Ink Safe from Tryphon did not prevent my ink from growing SITB, either. It did, however, increase the flow through the nib. On certain hard-surfaced papers, this gave dark borders to the lines and greatly increased the writing's contrast.
Experiments with copper show that it can inhibit bacterial growth. I tried a coil of bare copper wire in a bottle of walnut ink for several months. It did not develop SITB in that time, while a single control did. I have not done the more extensive testing needed to draw a conclusion from this. I also don't know if the ink reacts with the copper in a similar fashion to iron. More testing is needed in this area.
In the time since I wrote the above article, I have made a few more observations:
SITB prevention: If you use alcohol, use ethyl alcohol. Isopropyl will make the ink feather and bleed twice as badly as ethyl. Methyl or wood alcohol makes the ink feather and bleed so badly it is not worth considering.

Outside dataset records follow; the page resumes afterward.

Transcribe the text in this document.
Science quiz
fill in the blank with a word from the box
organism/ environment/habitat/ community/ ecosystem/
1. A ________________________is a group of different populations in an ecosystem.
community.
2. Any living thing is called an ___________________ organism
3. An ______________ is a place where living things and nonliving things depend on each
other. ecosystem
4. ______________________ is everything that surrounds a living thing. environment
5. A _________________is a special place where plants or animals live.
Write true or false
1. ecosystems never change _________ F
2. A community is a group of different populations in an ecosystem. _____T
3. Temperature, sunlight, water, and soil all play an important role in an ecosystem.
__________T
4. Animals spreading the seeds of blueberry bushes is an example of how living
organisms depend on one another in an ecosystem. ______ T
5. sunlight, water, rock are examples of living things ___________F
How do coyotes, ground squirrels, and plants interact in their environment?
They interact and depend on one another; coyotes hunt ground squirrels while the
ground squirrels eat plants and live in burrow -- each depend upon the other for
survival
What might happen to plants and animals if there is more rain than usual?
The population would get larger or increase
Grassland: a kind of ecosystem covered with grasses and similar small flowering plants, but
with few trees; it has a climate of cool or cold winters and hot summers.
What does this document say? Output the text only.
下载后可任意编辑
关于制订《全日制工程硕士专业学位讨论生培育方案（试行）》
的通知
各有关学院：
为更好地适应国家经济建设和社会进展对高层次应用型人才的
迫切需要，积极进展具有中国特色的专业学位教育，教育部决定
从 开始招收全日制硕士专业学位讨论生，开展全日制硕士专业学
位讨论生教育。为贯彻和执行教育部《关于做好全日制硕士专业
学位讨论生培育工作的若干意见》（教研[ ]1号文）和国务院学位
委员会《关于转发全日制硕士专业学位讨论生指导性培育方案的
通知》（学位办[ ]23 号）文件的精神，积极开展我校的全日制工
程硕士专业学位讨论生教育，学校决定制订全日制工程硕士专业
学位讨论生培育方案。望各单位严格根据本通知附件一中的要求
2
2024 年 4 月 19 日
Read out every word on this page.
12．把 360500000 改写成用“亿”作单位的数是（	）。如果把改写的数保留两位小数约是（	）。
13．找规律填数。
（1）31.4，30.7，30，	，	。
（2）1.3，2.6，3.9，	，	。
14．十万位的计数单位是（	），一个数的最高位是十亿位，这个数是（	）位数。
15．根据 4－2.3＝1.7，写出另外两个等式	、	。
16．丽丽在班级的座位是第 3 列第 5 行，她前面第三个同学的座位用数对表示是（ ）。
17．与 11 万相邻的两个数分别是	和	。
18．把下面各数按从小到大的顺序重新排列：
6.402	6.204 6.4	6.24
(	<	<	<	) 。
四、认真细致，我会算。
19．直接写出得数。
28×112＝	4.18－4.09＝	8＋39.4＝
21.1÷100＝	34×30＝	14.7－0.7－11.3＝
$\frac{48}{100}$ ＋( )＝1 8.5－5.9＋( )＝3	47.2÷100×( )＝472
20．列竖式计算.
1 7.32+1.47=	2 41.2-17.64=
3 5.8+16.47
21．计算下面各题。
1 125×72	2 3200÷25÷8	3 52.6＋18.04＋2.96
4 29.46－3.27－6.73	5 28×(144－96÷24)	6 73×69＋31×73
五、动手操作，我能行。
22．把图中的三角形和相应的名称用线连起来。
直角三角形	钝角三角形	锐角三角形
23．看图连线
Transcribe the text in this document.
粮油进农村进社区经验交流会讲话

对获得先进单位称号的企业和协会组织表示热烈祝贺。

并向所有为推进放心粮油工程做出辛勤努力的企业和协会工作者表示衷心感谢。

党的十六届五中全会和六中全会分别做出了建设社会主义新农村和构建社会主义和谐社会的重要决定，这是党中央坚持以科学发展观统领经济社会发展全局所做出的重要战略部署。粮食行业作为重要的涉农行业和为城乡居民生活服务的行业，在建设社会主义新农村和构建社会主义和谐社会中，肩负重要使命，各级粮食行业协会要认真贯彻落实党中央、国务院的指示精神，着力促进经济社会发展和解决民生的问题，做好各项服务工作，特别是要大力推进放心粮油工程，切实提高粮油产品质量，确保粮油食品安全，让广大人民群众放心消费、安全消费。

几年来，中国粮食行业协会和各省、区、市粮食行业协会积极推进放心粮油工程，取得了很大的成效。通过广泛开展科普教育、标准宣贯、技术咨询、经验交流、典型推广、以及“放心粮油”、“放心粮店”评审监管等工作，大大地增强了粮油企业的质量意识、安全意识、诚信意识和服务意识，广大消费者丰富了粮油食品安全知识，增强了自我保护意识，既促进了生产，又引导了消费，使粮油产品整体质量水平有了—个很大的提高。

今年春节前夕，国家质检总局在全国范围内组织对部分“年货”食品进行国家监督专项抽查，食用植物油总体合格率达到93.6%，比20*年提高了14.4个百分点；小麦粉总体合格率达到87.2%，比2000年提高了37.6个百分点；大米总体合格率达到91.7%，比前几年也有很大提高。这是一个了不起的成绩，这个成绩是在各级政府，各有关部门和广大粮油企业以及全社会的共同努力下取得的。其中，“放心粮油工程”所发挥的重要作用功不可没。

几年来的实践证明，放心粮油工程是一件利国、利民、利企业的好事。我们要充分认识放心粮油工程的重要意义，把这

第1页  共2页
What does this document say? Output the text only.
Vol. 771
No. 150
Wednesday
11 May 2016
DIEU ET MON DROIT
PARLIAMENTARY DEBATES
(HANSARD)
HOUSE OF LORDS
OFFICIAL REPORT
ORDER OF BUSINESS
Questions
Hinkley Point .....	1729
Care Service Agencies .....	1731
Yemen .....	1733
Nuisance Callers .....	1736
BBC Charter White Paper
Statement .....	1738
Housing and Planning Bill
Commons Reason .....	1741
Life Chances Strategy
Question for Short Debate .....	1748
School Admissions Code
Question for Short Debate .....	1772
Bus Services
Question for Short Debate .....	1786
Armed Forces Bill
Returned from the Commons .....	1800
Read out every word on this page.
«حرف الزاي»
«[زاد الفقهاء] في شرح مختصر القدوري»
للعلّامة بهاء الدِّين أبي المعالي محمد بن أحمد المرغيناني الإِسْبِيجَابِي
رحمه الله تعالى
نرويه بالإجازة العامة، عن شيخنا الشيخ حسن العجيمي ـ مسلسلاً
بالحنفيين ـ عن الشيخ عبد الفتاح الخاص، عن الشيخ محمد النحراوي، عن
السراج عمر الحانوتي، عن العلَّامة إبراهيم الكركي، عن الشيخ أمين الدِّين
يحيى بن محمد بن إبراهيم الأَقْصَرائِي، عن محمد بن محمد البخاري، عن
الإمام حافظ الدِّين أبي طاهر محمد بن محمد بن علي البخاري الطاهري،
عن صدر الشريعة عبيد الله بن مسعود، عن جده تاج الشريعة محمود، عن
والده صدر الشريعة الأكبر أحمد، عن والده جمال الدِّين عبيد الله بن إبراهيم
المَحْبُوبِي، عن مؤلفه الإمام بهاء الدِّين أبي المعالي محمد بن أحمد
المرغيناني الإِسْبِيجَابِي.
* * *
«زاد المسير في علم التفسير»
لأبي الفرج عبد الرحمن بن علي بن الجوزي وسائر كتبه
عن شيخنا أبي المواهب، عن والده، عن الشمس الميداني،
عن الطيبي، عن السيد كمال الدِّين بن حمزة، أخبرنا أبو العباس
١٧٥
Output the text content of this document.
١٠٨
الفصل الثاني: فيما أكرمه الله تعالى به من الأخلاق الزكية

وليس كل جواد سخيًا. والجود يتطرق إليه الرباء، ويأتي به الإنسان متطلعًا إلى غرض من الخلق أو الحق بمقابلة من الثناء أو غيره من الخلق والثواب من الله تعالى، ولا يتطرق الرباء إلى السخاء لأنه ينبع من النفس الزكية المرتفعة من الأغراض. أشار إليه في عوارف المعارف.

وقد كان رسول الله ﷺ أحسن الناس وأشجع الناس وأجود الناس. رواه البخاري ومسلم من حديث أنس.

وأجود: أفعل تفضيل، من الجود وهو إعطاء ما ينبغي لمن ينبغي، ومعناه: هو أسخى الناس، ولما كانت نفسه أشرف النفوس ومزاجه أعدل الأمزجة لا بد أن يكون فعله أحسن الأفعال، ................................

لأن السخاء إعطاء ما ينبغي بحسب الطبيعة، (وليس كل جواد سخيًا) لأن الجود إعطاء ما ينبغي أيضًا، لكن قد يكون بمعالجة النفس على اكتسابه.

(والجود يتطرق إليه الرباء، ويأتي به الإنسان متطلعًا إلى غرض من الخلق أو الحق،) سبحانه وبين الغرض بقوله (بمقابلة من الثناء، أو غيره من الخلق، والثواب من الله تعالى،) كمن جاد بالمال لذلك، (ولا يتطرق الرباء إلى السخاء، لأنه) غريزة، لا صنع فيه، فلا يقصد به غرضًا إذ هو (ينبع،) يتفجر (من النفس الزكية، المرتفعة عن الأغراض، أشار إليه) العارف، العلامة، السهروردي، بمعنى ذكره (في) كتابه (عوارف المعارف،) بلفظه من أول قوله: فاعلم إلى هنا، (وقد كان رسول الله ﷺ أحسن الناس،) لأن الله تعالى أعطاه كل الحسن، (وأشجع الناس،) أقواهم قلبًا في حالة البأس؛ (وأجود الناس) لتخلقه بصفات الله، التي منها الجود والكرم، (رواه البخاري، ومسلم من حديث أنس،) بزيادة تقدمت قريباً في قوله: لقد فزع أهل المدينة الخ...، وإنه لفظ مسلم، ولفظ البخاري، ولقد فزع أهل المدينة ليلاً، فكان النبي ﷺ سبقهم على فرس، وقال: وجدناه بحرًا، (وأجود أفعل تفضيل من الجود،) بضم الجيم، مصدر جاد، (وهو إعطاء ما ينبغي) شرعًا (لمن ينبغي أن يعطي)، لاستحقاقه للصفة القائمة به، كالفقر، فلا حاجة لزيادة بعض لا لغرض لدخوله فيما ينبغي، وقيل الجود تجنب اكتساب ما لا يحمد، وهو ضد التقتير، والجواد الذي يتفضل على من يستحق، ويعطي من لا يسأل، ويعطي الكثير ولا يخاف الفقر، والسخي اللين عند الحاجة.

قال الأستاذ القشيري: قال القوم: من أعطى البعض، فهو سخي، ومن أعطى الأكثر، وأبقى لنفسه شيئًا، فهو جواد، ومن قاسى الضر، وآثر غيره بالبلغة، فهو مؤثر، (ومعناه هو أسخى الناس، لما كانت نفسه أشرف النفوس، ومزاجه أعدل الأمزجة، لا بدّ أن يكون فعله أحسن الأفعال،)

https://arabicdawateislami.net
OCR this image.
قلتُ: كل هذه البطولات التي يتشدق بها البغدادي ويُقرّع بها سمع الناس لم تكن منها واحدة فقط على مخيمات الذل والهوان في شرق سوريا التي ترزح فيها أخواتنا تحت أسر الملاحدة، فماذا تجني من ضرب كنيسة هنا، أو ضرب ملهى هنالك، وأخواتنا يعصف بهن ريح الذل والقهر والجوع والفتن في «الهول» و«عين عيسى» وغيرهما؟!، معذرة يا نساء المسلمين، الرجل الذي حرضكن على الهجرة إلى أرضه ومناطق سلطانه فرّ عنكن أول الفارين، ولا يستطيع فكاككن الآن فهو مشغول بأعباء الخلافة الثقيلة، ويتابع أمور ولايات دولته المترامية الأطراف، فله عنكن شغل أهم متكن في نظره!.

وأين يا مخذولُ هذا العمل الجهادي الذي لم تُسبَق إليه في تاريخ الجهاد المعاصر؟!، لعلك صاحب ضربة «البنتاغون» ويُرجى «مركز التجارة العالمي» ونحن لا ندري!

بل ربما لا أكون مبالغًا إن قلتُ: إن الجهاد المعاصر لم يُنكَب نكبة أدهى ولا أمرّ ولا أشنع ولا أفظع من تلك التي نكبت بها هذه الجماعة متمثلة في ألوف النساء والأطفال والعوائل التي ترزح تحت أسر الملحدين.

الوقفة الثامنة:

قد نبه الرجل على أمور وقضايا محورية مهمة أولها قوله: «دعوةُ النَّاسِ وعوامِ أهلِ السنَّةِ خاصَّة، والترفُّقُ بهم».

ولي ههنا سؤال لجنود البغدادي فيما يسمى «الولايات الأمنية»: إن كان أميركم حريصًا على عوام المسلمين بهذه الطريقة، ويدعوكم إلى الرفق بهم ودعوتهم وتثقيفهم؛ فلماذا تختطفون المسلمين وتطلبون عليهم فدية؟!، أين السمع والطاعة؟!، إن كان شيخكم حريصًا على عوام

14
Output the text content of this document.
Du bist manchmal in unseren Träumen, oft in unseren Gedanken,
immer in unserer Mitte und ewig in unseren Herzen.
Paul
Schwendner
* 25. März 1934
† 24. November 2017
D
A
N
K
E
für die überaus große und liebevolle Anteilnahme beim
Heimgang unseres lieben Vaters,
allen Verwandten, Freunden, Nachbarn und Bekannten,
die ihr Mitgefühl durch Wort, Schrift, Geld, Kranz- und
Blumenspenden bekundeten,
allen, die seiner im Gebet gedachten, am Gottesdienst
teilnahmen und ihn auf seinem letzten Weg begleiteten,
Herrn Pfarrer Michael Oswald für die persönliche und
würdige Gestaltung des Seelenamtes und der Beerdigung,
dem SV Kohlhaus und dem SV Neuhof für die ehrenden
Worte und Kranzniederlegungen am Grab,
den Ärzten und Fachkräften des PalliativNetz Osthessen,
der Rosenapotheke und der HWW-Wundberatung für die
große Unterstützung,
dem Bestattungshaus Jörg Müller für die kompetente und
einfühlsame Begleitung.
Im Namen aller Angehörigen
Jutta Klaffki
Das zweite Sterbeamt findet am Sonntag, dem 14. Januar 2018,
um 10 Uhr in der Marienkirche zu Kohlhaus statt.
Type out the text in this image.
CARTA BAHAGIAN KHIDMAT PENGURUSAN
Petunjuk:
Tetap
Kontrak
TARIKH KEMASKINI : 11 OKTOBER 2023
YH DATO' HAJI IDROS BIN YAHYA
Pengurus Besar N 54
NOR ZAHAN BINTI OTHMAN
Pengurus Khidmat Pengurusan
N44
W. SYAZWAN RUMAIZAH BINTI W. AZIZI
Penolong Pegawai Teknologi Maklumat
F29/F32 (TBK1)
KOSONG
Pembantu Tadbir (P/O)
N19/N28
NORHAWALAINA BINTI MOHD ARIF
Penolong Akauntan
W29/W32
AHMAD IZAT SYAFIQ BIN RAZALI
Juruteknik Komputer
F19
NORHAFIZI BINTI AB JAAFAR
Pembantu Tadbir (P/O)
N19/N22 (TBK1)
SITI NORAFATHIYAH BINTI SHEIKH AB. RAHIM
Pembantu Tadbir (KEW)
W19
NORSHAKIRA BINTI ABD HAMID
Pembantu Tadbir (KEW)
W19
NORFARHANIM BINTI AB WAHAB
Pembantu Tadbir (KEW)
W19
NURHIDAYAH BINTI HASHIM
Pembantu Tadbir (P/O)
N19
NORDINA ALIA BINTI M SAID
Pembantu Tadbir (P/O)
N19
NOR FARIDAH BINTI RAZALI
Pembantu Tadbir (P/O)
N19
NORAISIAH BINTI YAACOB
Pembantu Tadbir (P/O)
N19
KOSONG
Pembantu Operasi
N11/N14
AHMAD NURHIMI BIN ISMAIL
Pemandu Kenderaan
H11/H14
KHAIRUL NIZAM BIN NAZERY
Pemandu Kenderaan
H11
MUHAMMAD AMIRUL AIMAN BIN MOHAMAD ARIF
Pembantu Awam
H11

Another option would be to use mouthwash. I have not tried this. Your ink should have a fresh, walnut odor. If it begins to smell like an old forgotten pile of sweat socks, throw it out. Bacteria have invaded and you will never be able to remove that smell.
If you let your husks rot over the winter, molds and microbes will use up the sugar present and permit you to dehydrate the ink to crystalline form. Otherwise, the removal of all the water will leave a puddle of a tar-like concentrate. It is interesting that two forms of crystals form in the evaporating ink – some square and some needle shaped. I don't have the patience to sort them out to see what each fraction does.
Filtering: If you want to use the ink in a fountain pen (and I have), the described method of filtration is not good enough. If I want to use the ink this way, I pass the ink through a filter designed for a respirator. These are fine enough to remove pollen from the air. The filters I buy are available in hardware stores and consist of a paper filter element mounted on a circular plastic ring. There is a mouthpiece that looks like the ones used on a skin-diver's snorkel. I use hot melt glue to mount a small funnel to the mouthpiece.